At age 16, Michael Seaton has graduated from D.C. United’s academy and become a first-team player with a homegrown pro contract.
So now what?
Seaton will withdraw from Central High School, where he is a junior, and work with a homeschooling tutor arranged by United (most likely the same one who taught Bobby Convey and Santino Quaranta when they signed with United at that age). Under the arrangement, Seaton will be able to train with the full squad each morning and study in the afternoon.
He is scheduled to report to training camp later this week and accompany the team to both Bradenton, Fla., next week and Orlando next month.
“He matured last year, made real strides and rose to the challenges,” General Manager Dave Kasper said in a telephone interview. “It’s now time for a pro environment.”
Once the season starts, Seaton will practice each day and play in reserve matches. “We’ll take it slowly with him,” Kasper said, “but at some point, we ‘ll want to get him more than reserve games.”
Short-term loans to the lower-division clubs are possible, Kasper said, but because of Seaton’s age, he will not go on a season-long stay like Conor Shanosky, 21, did last year with the NASL’s Fort Lauderdale Strikers. He could also continue playing academy matches.
“When I was with the U-15s, I always told my parents I’m going pro when I turn 16,” he said. “My mom is pretty serious, but she was emotional when it finally happened. It was exciting for the whole family.”
His mother had emigrated from Jamaica without him, seeking a brighter future for the family before bringing him. “And then one day [in Jamaica] I was lying in bed and I heard her coming into the house,” he said. Before long, “she was taking me to America.”
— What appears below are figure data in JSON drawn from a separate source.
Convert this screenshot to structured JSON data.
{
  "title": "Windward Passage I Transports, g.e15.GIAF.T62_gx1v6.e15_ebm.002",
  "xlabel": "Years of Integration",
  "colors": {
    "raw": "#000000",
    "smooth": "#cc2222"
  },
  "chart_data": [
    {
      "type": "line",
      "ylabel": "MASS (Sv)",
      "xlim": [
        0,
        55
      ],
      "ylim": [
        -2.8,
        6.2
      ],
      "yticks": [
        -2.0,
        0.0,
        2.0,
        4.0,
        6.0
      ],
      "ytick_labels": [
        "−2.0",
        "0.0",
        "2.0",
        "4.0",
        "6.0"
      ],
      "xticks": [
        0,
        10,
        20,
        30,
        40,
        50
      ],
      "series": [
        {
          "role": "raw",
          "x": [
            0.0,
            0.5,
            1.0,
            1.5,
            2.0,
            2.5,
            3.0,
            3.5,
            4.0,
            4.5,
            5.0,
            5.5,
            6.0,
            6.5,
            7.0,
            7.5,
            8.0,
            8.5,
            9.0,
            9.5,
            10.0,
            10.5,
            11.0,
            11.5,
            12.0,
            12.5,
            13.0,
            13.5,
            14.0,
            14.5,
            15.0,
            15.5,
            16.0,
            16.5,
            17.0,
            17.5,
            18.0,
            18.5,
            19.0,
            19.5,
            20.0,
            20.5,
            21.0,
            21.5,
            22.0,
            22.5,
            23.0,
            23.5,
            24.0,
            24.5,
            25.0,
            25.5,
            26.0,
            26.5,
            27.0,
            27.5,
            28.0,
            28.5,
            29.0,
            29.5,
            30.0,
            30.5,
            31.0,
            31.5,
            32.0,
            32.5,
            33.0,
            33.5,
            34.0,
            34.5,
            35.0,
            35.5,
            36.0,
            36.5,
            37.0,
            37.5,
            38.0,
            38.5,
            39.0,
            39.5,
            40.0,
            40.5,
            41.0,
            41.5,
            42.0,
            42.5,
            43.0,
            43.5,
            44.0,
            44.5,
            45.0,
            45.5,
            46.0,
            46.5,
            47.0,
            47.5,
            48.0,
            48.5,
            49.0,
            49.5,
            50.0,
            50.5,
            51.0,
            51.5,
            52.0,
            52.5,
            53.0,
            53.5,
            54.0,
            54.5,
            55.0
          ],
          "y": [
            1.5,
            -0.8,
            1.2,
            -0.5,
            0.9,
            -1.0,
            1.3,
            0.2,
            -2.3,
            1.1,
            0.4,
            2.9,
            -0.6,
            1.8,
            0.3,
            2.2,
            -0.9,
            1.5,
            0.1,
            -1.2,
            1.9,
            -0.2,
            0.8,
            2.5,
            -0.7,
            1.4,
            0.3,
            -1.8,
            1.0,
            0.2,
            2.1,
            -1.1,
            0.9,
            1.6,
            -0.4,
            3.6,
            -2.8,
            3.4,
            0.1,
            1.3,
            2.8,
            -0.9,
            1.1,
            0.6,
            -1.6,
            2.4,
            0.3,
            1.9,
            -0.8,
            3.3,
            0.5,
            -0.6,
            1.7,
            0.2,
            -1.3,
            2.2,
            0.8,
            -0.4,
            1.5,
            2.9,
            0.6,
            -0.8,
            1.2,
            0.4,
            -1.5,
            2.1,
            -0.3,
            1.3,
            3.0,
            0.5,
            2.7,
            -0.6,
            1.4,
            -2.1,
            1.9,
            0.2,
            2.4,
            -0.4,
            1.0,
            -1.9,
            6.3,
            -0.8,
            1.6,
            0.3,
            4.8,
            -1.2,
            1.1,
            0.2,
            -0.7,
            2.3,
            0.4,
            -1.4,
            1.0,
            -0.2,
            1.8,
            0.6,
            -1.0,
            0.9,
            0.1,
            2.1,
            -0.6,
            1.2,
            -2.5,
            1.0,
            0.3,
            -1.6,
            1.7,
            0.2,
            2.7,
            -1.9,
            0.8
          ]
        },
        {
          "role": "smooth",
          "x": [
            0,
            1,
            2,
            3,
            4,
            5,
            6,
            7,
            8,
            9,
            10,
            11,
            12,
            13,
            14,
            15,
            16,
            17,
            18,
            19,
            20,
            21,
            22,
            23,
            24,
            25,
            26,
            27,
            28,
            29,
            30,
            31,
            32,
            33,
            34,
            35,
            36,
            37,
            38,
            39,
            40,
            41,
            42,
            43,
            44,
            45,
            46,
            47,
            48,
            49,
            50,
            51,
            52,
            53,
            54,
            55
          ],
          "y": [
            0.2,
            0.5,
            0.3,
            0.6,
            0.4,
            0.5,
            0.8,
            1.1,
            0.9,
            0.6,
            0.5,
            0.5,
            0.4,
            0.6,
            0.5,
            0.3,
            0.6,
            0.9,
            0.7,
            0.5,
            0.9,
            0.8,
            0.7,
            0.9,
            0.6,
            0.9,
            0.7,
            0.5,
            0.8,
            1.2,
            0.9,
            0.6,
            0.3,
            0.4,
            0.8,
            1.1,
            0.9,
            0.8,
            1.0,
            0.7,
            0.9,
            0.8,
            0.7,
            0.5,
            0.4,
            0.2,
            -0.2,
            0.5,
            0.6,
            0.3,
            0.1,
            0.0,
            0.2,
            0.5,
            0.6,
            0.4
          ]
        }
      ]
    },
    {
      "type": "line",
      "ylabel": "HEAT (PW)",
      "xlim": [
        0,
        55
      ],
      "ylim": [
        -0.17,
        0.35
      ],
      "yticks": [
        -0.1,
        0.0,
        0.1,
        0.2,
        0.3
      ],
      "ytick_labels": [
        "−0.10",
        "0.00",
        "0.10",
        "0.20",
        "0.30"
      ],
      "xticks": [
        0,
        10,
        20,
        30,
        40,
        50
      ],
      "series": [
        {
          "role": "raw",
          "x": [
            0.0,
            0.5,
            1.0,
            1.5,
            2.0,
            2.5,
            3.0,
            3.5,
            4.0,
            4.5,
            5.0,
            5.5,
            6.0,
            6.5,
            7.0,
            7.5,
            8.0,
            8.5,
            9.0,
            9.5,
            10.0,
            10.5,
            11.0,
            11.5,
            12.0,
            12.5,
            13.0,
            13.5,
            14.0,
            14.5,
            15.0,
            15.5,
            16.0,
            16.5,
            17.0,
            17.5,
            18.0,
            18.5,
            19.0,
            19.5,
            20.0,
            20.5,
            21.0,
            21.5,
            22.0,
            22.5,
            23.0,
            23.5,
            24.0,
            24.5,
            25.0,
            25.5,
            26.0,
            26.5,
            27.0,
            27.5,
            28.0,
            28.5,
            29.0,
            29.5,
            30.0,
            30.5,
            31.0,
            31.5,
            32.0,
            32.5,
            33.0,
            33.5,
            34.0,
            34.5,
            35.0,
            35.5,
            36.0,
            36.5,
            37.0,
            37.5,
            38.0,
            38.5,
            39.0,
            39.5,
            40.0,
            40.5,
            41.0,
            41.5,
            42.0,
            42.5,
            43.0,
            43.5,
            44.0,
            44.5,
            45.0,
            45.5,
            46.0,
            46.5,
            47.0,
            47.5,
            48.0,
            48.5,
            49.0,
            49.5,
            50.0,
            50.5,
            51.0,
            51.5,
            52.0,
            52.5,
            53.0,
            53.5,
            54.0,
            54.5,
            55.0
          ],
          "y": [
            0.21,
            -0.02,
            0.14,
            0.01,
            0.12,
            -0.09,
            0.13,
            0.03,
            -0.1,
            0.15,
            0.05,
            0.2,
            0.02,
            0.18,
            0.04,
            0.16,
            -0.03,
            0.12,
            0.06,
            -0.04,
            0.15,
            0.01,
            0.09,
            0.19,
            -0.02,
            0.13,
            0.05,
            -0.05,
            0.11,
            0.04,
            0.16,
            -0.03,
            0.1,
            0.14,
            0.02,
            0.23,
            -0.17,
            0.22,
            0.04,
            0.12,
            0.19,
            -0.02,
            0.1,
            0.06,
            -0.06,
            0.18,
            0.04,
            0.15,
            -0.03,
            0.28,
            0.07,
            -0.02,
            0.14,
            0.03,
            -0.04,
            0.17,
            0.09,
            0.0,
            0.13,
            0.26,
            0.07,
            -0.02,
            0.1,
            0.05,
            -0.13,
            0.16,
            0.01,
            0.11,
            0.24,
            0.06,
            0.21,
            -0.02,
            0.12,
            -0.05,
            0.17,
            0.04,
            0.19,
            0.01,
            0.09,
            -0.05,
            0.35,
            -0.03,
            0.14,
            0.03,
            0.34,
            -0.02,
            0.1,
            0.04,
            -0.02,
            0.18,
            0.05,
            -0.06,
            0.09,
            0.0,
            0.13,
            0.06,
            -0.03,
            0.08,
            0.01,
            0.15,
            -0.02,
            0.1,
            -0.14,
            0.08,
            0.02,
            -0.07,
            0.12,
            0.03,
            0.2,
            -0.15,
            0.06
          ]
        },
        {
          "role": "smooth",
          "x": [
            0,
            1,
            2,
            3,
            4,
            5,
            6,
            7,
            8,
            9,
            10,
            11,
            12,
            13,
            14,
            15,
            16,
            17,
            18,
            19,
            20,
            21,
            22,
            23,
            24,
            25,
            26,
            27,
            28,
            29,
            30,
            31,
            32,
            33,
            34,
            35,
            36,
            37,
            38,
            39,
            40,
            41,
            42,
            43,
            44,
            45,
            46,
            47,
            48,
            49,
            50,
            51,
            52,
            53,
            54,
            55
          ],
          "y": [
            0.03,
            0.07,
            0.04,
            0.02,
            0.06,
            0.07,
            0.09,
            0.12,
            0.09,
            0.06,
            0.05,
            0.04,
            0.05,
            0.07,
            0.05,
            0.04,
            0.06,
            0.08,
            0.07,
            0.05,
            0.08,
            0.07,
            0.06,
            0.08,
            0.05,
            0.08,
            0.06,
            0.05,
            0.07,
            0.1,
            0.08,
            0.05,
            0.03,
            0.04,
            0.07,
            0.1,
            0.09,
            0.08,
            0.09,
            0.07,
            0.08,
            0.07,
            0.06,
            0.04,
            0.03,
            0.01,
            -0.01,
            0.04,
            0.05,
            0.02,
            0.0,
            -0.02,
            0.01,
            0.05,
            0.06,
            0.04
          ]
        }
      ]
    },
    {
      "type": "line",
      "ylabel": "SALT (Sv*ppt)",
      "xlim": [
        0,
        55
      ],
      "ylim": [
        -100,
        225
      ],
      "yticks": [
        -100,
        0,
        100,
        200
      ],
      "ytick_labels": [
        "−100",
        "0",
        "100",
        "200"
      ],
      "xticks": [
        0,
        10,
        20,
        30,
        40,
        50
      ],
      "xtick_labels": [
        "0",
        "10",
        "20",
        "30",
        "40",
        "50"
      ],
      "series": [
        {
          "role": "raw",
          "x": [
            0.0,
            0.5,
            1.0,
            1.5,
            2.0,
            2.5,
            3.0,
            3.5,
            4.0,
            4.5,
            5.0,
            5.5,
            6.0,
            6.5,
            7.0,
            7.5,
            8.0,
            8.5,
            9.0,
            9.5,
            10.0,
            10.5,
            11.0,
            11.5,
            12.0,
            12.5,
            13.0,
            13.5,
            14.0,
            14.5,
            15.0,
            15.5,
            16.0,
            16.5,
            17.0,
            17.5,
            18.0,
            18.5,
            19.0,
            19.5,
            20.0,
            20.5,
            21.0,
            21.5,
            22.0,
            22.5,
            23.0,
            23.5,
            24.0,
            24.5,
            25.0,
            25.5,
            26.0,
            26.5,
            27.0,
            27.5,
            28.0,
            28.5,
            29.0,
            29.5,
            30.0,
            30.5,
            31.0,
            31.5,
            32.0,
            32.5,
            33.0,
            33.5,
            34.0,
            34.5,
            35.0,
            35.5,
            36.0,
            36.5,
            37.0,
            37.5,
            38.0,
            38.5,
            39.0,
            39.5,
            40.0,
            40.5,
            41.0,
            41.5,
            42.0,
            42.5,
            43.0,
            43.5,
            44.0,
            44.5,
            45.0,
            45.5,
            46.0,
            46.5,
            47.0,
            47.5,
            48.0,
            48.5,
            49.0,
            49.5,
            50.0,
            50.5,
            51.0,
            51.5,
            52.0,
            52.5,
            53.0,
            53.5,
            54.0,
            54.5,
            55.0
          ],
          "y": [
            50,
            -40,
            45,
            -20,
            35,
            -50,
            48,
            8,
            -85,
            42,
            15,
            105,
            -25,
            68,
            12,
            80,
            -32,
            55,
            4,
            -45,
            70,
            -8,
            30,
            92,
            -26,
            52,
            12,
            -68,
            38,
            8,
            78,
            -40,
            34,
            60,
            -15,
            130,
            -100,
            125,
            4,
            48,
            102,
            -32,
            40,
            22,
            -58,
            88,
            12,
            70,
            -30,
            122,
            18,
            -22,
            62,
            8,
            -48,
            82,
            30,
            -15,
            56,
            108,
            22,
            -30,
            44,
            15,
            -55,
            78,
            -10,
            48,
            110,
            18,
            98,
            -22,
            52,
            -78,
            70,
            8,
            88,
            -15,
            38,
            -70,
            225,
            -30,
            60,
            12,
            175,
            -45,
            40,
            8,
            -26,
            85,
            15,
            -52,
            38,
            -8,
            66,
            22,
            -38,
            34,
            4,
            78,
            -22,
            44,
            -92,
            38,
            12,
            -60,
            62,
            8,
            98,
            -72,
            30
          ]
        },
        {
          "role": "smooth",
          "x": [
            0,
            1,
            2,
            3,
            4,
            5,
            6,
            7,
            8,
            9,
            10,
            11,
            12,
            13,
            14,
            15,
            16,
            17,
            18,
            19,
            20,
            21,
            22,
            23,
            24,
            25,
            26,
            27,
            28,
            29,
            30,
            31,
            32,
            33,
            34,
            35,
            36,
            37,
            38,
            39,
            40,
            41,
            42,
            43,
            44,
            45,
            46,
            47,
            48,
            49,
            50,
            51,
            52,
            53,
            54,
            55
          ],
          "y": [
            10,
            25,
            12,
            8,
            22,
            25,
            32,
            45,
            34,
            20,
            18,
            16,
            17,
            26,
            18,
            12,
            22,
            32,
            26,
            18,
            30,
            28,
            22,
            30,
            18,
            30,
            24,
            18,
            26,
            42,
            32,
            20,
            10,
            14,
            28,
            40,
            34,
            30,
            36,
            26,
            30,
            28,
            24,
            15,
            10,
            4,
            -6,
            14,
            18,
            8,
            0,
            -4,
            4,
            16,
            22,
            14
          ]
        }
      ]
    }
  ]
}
Seaton lives in Capitol Heights, Md., with his mother, stepfather and 5-year-old brother. He has played for the Freestate Soccer Alliance, a youth program based in Bowie, and United’s academy.
Central High is best known for basketball, so when he told classmates and friends he was going to leave school to concentrate on soccer, “they didn’t get too excited; all they know about it is kicking a ball. But when I said I am going to be a professional, they gave me a different look!”
Although Seaton is 6 feet and 180 pounds, good size for a 16-year-old, “I was looking at Brandon McDonald,” he said of United’s muscle-packed center back, “and I know I’ve got some work to do.”
Seaton, who has dual citizenship, is a member of Jamaica’s under-17 national set-up and slated to join the squad ahead of CONCACAF’s final round of qualifying for the U-17 World Cup April 6-19 in Panama. In the Caribbean qualifying stage last summer, he scored in each of Jamaica’s victories: against Bermuda (5-0) and Antigua & Barbuda (4-0).
“Jamaica will always be in my heart,” he said. “I came here for the opportunity, but I love Jamaica.”
With Seaton and other pro prospects on display at the CONCACAF tournament, United clearly did not want to risk losing him to a Central American or Caribbean club.
Seaton’s favorite players? A pair of Premier League-based forwards with rocky reputations:
Manchester City’s Mario Balotelli — “Not how he acts,” he said, laughing, “but how he performs” — and Liverpool’s Luis Suarez because “he is so neat with the ball and keeps it simple.”